9Plus généralement, les références à la dimension historique semblent elles-mêmes perdre de leur validité sociale. La crise des discours de légitimation prend son sens dans un cadre plus large que celui que Lyotard avait en vue en décrivant la perte de crédit des grands récits d’émancipation (par le droit, par l’économie, par la classe ouvrière). Elle doit plus généralement être rapportée à la modification de certains traits spécifiques du cadre de l’expérience moderne de l’historicité. Ce que Koselleck appelle « l’expérience de l’histoire » consiste en une perception de l’avenir comme remettant en cause qualitativement et de façon toujours accélérée le présent dans le sens du progrès [9]. Elle suppose une représentation de l’avenir comme lieu de la réalisation de possibles et comme l’occasion d’une transformation du présent dans le sens du meilleur. Mais aujourd’hui, l’avenir semble plutôt se présenter comme un prolongement du présent et comme l’éventualité de modifications principalement quantitatives, voire purement négatives : l’historicité semble avoir perdu toute sa dimension subversive [10]. De même, la référence au possible a cessé de désigner un principe de contestation de l’actuel, un lieu d’actualisation de ce qui dans l’histoire n’est pas encore accompli. Aujourd’hui, le possible est bien souvent attendu plutôt comme l’occasion d’une nouvelle confirmation du présent malgré son irrationalité criante [11]. Cette modification de l’expérience de l’histoire induit une sorte de deuil de la « croyance en l’histoire » dont la contrepartie positive est une représentation du présent comme un flux d’événements.
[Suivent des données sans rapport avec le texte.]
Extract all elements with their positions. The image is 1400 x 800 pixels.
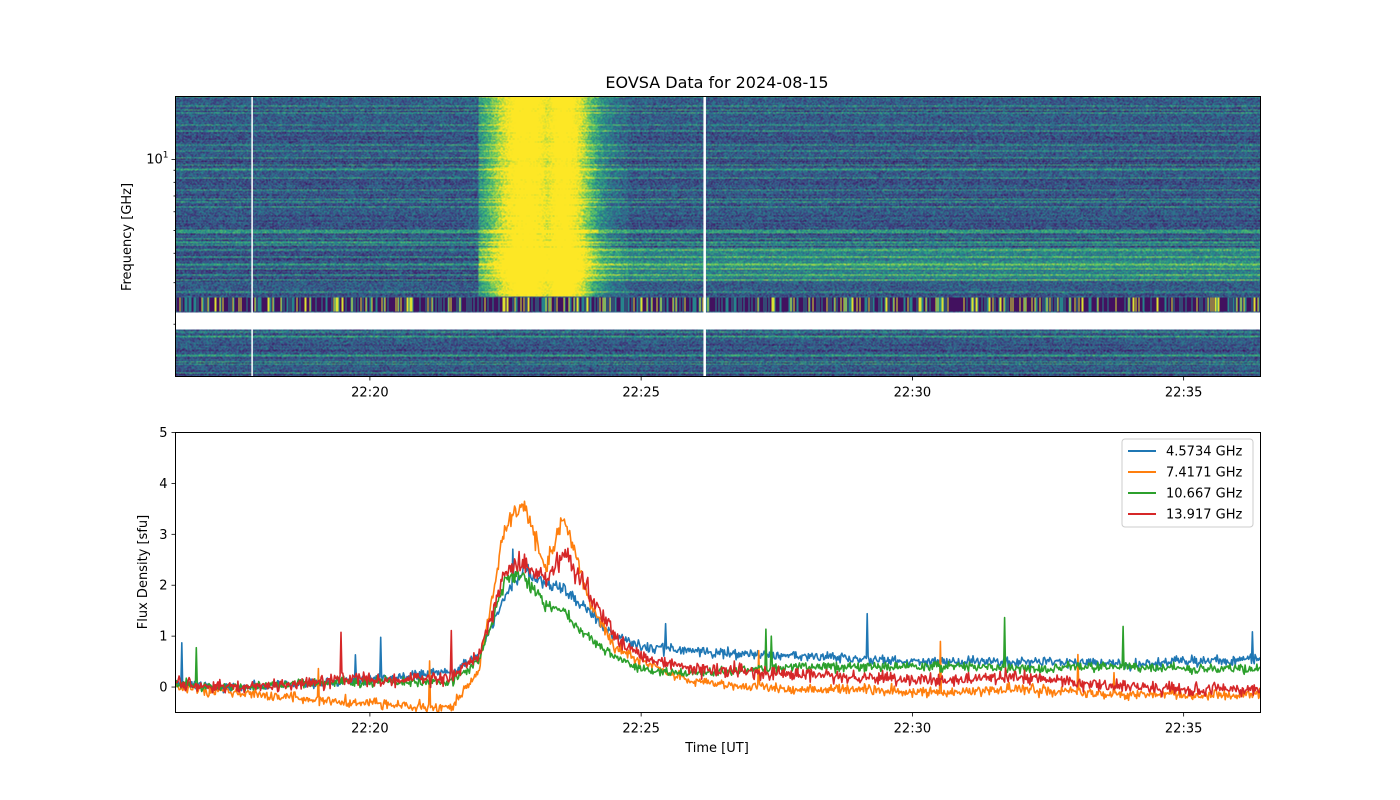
x-tick-label: 22:25 <box>622 722 659 737</box>
x-tick-label: 22:25 <box>622 386 659 401</box>
x-tick-label: 22:35 <box>1165 722 1202 737</box>
spectrogram-y-ticks: 101 <box>146 150 176 325</box>
data-gap-line <box>703 96 706 377</box>
series-line-4 <box>175 547 1261 698</box>
spectrogram-title: EOVSA Data for 2024-08-15 <box>605 73 828 92</box>
series-group <box>175 500 1261 713</box>
figure: EOVSA Data for 2024-08-15 101 22:20 22:25… <box>120 73 1261 756</box>
y-tick-label: 101 <box>146 150 168 167</box>
x-tick-label: 22:20 <box>351 386 388 401</box>
spectrogram-image <box>175 96 1261 377</box>
spectrogram-heatmap <box>175 96 1261 377</box>
lightcurve-x-ticks: 22:20 22:25 22:30 22:35 <box>351 712 1202 737</box>
y-tick-label: 0 <box>159 681 167 696</box>
legend-label: 4.5734 GHz <box>1166 445 1242 460</box>
y-tick-label: 5 <box>159 426 167 441</box>
lightcurve-xlabel: Time [UT] <box>684 741 749 756</box>
data-gap-line <box>251 96 253 377</box>
y-tick-label: 3 <box>159 528 167 543</box>
legend-label: 10.667 GHz <box>1166 487 1242 502</box>
lightcurve-plot <box>175 500 1261 713</box>
y-tick-label: 4 <box>159 477 167 492</box>
x-tick-label: 22:20 <box>351 722 388 737</box>
y-tick-label: 1 <box>159 630 167 645</box>
spectrogram-ylabel: Frequency [GHz] <box>120 183 135 291</box>
y-tick-label: 2 <box>159 579 167 594</box>
x-tick-label: 22:30 <box>894 386 931 401</box>
x-tick-label: 22:30 <box>894 722 931 737</box>
x-tick-label: 22:35 <box>1165 386 1202 401</box>
lightcurve-ylabel: Flux Density [sfu] <box>136 515 151 629</box>
legend-label: 13.917 GHz <box>1166 508 1242 523</box>
legend-label: 7.4171 GHz <box>1166 466 1242 481</box>
lightcurve-y-ticks: 0 1 2 3 4 5 <box>159 426 176 696</box>
legend: 4.5734 GHz 7.4171 GHz 10.667 GHz 13.917 GHz <box>1121 438 1254 528</box>
spectrogram-x-ticks: 22:20 22:25 22:30 22:35 <box>351 376 1202 401</box>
10Comment expliquer cette modification de l’expérience de l’histoire si ce n’est par des transformations sociales ? Elle correspond sans doute à la phase de développement du capitalisme, généralement désignée par le terme de mondialisation, qui passe par un processus d’unification éco-technique [12]. D’un côté, le processus d’homogénéisation tendancielle des normes sociales de la production et des échanges sous l’effet de l’interconnection des marchés tend à produire le sentiment qu’il n’est pas d’autre monde possible et que l’histoire en est arrivée à un point d’équilibre autour duquel ne sont plus possibles que des fluctuations désordonnées. D’un autre côté, les technologies de l’information propres à cette phase de développement du capitalisme, en offrant la possibilité d’une connection des espaces en temps réel, produisent le sentiment d’une absorption de l’espace par un temps réduit lui-même à l’instant. Ainsi se réalise en apparence la prophétie marxienne selon laquelle la production du marché mondial « détruit l’espace avec le temps » [13]. Cette substitution du flux des événements à l’histoire est l’un des éléments clefs d’une nouvelle configuration idéologique où la croyance en l’événement fait corps avec la croyance en la mémoire et en la mondialisation, pour se substituer purement et simplement à la croyance en l’histoire [14].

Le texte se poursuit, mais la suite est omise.